Reputation: 326
I have a dataframe with two columns. One is numeric and the other is categorical. For example,
c1 c2
0 15 A
1 11 A
2 12 B
3 40 C
I want to sort by c1 but keep rows with the same c2 value together (so all the A's stay together). In categories where there are multiple entries, we sort by the largest value in that category.
So end result would be
c1 c2
0 40 C
1 15 A
2 11 A
3 12 B
How should I do this? Thanks
Upvotes: 1
Views: 1943
Reputation: 35676
We can create a temp column withgroupby transform
max
to get the max value per group sort_values
with ascending False
then drop
the added column.
df = (
df.assign(key=df.groupby('c2')['c1'].transform('max'))

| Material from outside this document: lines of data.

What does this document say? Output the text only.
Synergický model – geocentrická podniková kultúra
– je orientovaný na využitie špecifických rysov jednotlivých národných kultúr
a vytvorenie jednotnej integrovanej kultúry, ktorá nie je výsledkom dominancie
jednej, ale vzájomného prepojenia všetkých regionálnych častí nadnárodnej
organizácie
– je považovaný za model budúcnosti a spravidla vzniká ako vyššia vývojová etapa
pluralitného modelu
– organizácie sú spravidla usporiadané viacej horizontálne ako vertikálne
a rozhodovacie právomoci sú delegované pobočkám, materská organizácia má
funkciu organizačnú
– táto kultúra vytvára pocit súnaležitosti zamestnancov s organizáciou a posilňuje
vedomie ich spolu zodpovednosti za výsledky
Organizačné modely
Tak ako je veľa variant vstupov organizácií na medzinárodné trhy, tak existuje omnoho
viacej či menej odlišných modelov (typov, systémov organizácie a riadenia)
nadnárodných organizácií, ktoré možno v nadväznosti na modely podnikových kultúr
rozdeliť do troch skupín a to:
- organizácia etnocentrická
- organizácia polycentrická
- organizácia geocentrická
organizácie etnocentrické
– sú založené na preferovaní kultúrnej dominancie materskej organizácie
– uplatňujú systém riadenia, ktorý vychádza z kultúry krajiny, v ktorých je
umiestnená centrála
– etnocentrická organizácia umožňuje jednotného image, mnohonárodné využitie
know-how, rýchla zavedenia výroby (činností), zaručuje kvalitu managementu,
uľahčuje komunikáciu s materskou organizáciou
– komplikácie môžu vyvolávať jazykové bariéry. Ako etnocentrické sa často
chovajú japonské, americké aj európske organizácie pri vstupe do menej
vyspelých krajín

.sort_values(['key', 'c2', 'c1'], ascending=False, ignore_index=True)
.drop(columns=['key'])
)
df
:
c1 c2
0 40 C
1 15 A
2 11 A
3 12 B
Upvotes: 6
Reputation: 14949
IIUC, you can try:
df = (
df.sort_values(by='c1', ascending=False)
.groupby('c2', as_index=False, sort=False)
.agg(list)
.explode('c1')
)
Upvotes: 1